I’m planning growing a content library of learning materials over 2 or 3 years with pricing that increases as the library expands, like for example: $100→$200→$300→$400.
I want to reward early adopters with a “Founders” tier that locks in their pricing forever at $200, while new members pay current rates. They also have more perks.
Later on I want to introduce a “Premium“ tier that has the same perks as Founders, but pays a premium price that get’s updated every year.
In summary, all tiers would have identical content access - just different pricing based on when they joined, and different perks depending on regular vs Founder/Premium.
Has anyone successfully managed multiple grandfathered pricing tiers in Ghost long-term?
I’m specifically worried about operational complexity - managing hidden tiers, support questions about price differences, and the mental overhead of “which tier?” when doing bulk operations.

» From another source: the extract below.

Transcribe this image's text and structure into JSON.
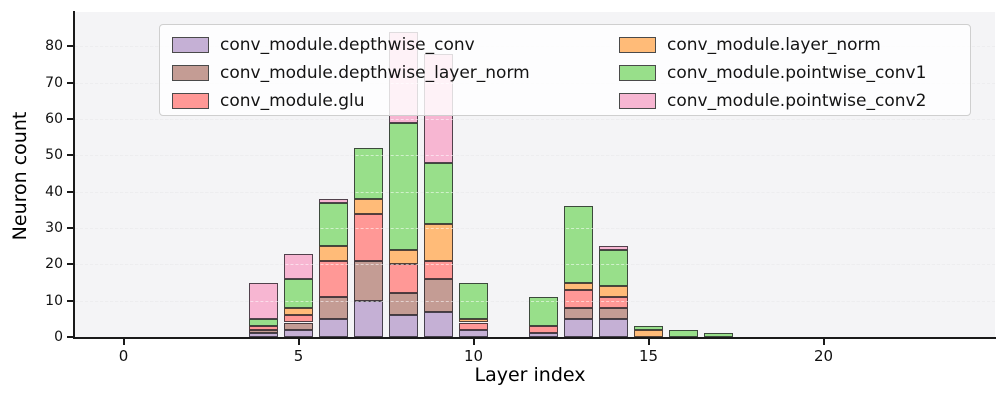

The marketing benefits seem strong (early adopter loyalty, urgency), but I want to understand the real ongoing costs before committing to this structure.
Any experiences or advice would be greatly appreciated!
Changing the price of a tier by default grandfathers existing members at their current price so there’s no need to create new tiers each time you change price.
You do still have the option of moving member subscriptions from an old price to a new one if you want to, that’s doable inside of your Stripe interface where you have a lot more control over pricing.
I’ll let others comment on how well things have gone for them on the business side as I can mostly only talk about things from the technical side
Changing the price of a tier by default grandfathers existing members at their current price so there’s no need to create new tiers each time you change price.
Thanks for pointing that out to me @Kevin
Just to make sure I understand what you are saying, you said that by default if I sign up today on Ghost Site X for 10/monthly price, I will still pay 10 next month even if the membership has increased price in the meantime?
That is the default behavior. You /can/ make pricing changes in Stripe, but changing the price in /ghost > settings > tiers doesn’t change the price for existing users, just new sign-ups.